[PATCH] Revert "arm64: Increase the max granular size"

Wed Mar 16 07:03:35 PDT 2016

On Wed, Mar 16, 2016 at 08:06:22AM -0500, Timur Tabi wrote:
> Will Deacon wrote:
> >Unfortunately, the original patch is required to support the 128-byte L1
> >cache lines of Cavium ThunderX, so we can't simply revert it like this.
> >Similarly, the desire for a single, multiplatform kernel image prevents
> >us from reasonably fixing this at compile time to anything other than
> >the expected maximum value.
> >
> >Furthermore, Timur previously said that the change is also required
> >"on our [Qualcomm] silicon", but I'm not sure if this is msm9886 or not:
> >
> >http://lkml.kernel.org/r/CAOZdJXUiRMAguDV+HEJqPg57MyBNqEcTyaH+ya=U93NHb-pdJA@mail.gmail.com
> 
> I was talking about our server part, the QDF2432.  At the time, I
> wasn't allowed to mention it by name.
> 
> >You could look into making ARCH_DMA_MINALIGN a runtime value, but that
> >looks like an uphill struggle to me. Alternatively, we could only warn
> >if the CWG is bigger than L1_CACHE_BYTES *and* we have a non-coherent
> >DMA master, but that doesn't solve any performance issues from having
> >things like locks sharing cachelines, not that I think we ever got any
> >data on that (afaik, we don't pad locks to cacheline boundaries anyway).
> >I'm also not sure what it would mean for PCI NoSnoop transactions.
> 
> Our internal version of this patch made it a Kconfig option.
> Perhaps that would at least be an improvement over just reverting
> it?  We already have to have our own defconfig for the QDF2432.

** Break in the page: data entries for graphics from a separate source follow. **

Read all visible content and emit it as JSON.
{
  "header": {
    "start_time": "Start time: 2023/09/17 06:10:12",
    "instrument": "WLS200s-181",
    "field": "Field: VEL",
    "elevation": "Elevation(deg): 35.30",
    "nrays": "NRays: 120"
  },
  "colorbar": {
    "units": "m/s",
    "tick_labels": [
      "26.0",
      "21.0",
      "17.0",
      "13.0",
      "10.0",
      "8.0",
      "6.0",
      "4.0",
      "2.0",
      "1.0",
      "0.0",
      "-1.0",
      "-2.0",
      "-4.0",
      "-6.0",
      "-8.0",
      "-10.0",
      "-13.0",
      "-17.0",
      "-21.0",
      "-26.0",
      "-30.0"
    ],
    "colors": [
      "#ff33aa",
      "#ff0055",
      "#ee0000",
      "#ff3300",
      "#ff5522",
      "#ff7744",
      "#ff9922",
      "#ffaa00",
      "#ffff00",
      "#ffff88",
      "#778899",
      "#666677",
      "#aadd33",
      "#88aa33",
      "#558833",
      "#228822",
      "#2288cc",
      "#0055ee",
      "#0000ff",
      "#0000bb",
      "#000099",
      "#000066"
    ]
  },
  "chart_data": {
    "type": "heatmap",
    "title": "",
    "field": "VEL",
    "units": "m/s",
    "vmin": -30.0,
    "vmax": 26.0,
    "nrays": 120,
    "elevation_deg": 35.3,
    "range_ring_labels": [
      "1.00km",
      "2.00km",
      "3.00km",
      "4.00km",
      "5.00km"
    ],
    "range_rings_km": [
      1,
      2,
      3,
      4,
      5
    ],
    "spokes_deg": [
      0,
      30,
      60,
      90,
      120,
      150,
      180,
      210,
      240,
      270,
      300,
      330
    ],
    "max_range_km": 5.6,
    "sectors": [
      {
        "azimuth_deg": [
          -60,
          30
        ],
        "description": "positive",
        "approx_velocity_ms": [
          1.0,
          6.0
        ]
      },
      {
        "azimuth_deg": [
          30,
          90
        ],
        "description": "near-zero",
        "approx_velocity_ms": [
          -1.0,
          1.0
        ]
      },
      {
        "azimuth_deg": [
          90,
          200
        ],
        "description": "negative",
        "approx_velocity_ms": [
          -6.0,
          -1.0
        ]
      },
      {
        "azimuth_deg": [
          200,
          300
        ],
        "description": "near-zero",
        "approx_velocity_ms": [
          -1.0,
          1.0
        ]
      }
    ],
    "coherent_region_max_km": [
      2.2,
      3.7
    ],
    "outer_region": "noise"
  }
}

While having an option for producing a less-portable, performance tuned kernel
might not be the end of the world, the defconfig is intended to function
correctly on all platforms (assuming LE and 4K page support).

Even if we were to add the option, the default would have to be the maximum
size known to be implemented.

If I understand correctly, the main reason that we need this for correctness is
non-coherent DMA to/from SLAB caches.

A more general approach (and more invasive, but perhaps less so than making
ARCH_DMA_MINALIGN usage completely dynamic) would be to determine at runtime
whether the CWG is larger than the configured ARCH_DMA_MINALIGN, and if so,
force the use of bounce buffers (which could be padded to the architectural
maximum of 2K) for non-coherent DMA. That nicely degrades to not mattering for
the case of coherent DMA.

I would consider NoSnoop a separate case. It's closer to "negatively coherent",
and always required page-aligned buffer anyway due to MMU behaviour.

Thanks,
Mark.